I thought about offering you an Alex and Rhys bit, but just read the book, okay? You won’t be disappointed.
I didn’t recall until after I’d finished reading, but Hall had tweeted something about writing a book about four weddings and a funeral (unexpected death of a parent, heads up), and it’s true. The book is divided into five sections, the first three centered on weddings of people in Luc’s life, which informs what follows in the last two sections. This structure helped to frame the narrative nicely, and while they’re a structural element of the book for sure, the strong throughline of Luc and Oliver’s relationship at times allowed me to forget that I was in a section until I got to the next one.
I expected this book to involve a mess because both Luc and Oliver are pretty messy people, but it was messy in a way I didn’t expect. I expected Luc to be a whole mess, and he was very much himself (if you haven’t read Boyfriend Material, you absolutely should. It’s still one of my all time faves), but Oliver was the one who really got to let it all hang out in this book. Which was endearing. One of many things this story did successfully was to evoke the sense of waiting for the other shoe to drop when a couple is in a committed relationship, but it’s still relatively new, and they still don’t quite trust that forever actually means forever. Conflicts happen, and navigating them can be stressful. And feeling like you just can’t talk about something is the most stressful of all.
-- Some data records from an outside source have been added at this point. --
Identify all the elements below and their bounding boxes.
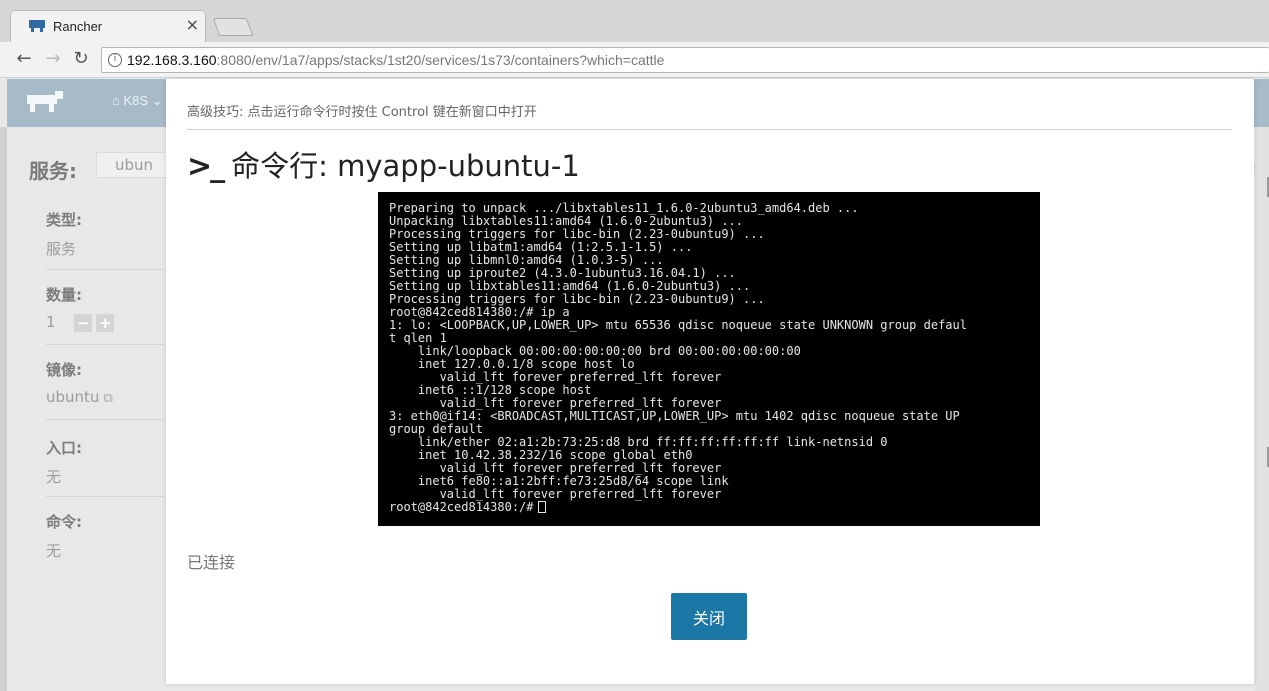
divider (46, 496, 164, 497)
close-button[interactable]: 关闭 (671, 593, 747, 640)
terminal-line: 3: eth0@if14: <BROADCAST,MULTICAST,UP,LO… (389, 409, 960, 423)
connection-status: 已连接 (187, 553, 236, 572)
browser-toolbar: ← → ↻ i 192.168.3.160:8080/env/1a7/apps/… (0, 42, 1269, 78)
copy-icon[interactable]: ⧉ (103, 391, 112, 406)
terminal-output: Preparing to unpack .../libxtables11_1.6… (389, 202, 1031, 501)
scale-increment-button[interactable]: + (96, 313, 115, 332)
field-entrypoint: 入口: 无 (46, 437, 164, 487)
field-label: 命令: (46, 513, 82, 531)
environment-name: K8S (123, 93, 149, 108)
terminal-screen[interactable]: Preparing to unpack .../libxtables11_1.6… (378, 192, 1040, 526)
field-image: 镜像: ubuntu ⧉ (46, 359, 164, 406)
divider (46, 344, 164, 345)
divider (46, 269, 164, 270)
forward-arrow-icon[interactable]: → (42, 48, 64, 70)
advanced-tip: 高级技巧: 点击运行命令行时按住 Control 键在新窗口中打开 (187, 105, 537, 120)
field-label: 数量: (46, 286, 82, 304)
field-label: 镜像: (46, 361, 82, 379)
reload-icon[interactable]: ↻ (70, 48, 92, 70)
scale-decrement-button[interactable]: − (74, 313, 93, 332)
divider (46, 419, 164, 420)
field-value: 1 − + (46, 313, 164, 332)
environment-menu[interactable]: ⌂ K8S ⌄ (112, 93, 163, 109)
field-type: 类型: 服务 (46, 209, 164, 259)
field-command: 命令: 无 (46, 511, 164, 561)
left-gutter (0, 127, 7, 691)
site-info-icon[interactable]: i (108, 53, 122, 67)
rancher-favicon-icon (29, 20, 45, 32)
field-scale: 数量: 1 − + (46, 284, 164, 332)
service-heading: 服务: (29, 159, 77, 183)
image-value: ubuntu (46, 388, 100, 406)
field-label: 入口: (46, 439, 82, 457)
page-scrollbar[interactable] (1255, 127, 1269, 691)
terminal-line: 1: lo: <LOOPBACK,UP,LOWER_UP> mtu 65536 … (389, 318, 967, 332)
terminal-cursor (537, 501, 546, 513)
modal-title: >_ 命令行: myapp-ubuntu-1 (187, 143, 580, 185)
field-value: 服务 (46, 240, 77, 258)
terminal-prompt: root@842ced814380:/# (389, 500, 534, 514)
url-path: :8080/env/1a7/apps/stacks/1st20/services… (216, 52, 665, 68)
new-tab-button[interactable] (212, 18, 254, 36)
scale-value: 1 (46, 313, 56, 331)
divider (187, 129, 1232, 130)
rancher-logo-icon[interactable] (25, 91, 65, 113)
back-arrow-icon[interactable]: ← (13, 48, 35, 70)
field-value: 无 (46, 468, 62, 486)
service-name-chip[interactable]: ubun (96, 152, 168, 178)
field-value: 无 (46, 542, 62, 560)
modal-title-text: 命令行: myapp-ubuntu-1 (231, 149, 580, 183)
terminal-icon: >_ (187, 149, 225, 184)
field-value: ubuntu ⧉ (46, 388, 164, 406)
tab-title: Rancher (53, 19, 103, 34)
shell-modal: 高级技巧: 点击运行命令行时按住 Control 键在新窗口中打开 >_ 命令行:… (166, 79, 1254, 684)
url-text: 192.168.3.160:8080/env/1a7/apps/stacks/1… (127, 52, 664, 68)
url-host: 192.168.3.160 (127, 52, 217, 68)
terminal-prompt-line: root@842ced814380:/# (389, 501, 1031, 514)
tab-close-icon[interactable]: × (186, 15, 199, 34)
browser-tabstrip: Rancher × (0, 0, 1269, 43)
field-label: 类型: (46, 211, 82, 229)
address-bar[interactable]: i 192.168.3.160:8080/env/1a7/apps/stacks… (101, 47, 1269, 73)
browser-tab-rancher[interactable]: Rancher × (10, 10, 206, 43)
There are benefits and drawbacks to a sequel. The most obvious benefit is getting to be back in the world of beloved characters. But the story will be different. The protagonists do not have the same problems they had at the beginning of the prior book. Their relationship might also be playing out differently than the reader envisioned. The happiness and optimism of the previous ending is being rebooted, after all. I appreciated that in Husband Material, Hall was able to largely maintain the same voice for Luc, even though he and Oliver were in a different place in their lives. I also appreciated that the conflicts Luc and Oliver were facing were natural for the stage of their relationship and not dramatically manufactured miscommunications that probably really shouldn’t be occurring in a healthy two-year-old relationship. And most of all, I’m happy Luc and Oliver got to have the HEA that was best suited to themselves.
I voluntarily read and reviewed a complimentary copy of this book. All thoughts and opinions are my own. We disclose this in accordance with 16 CFR §255.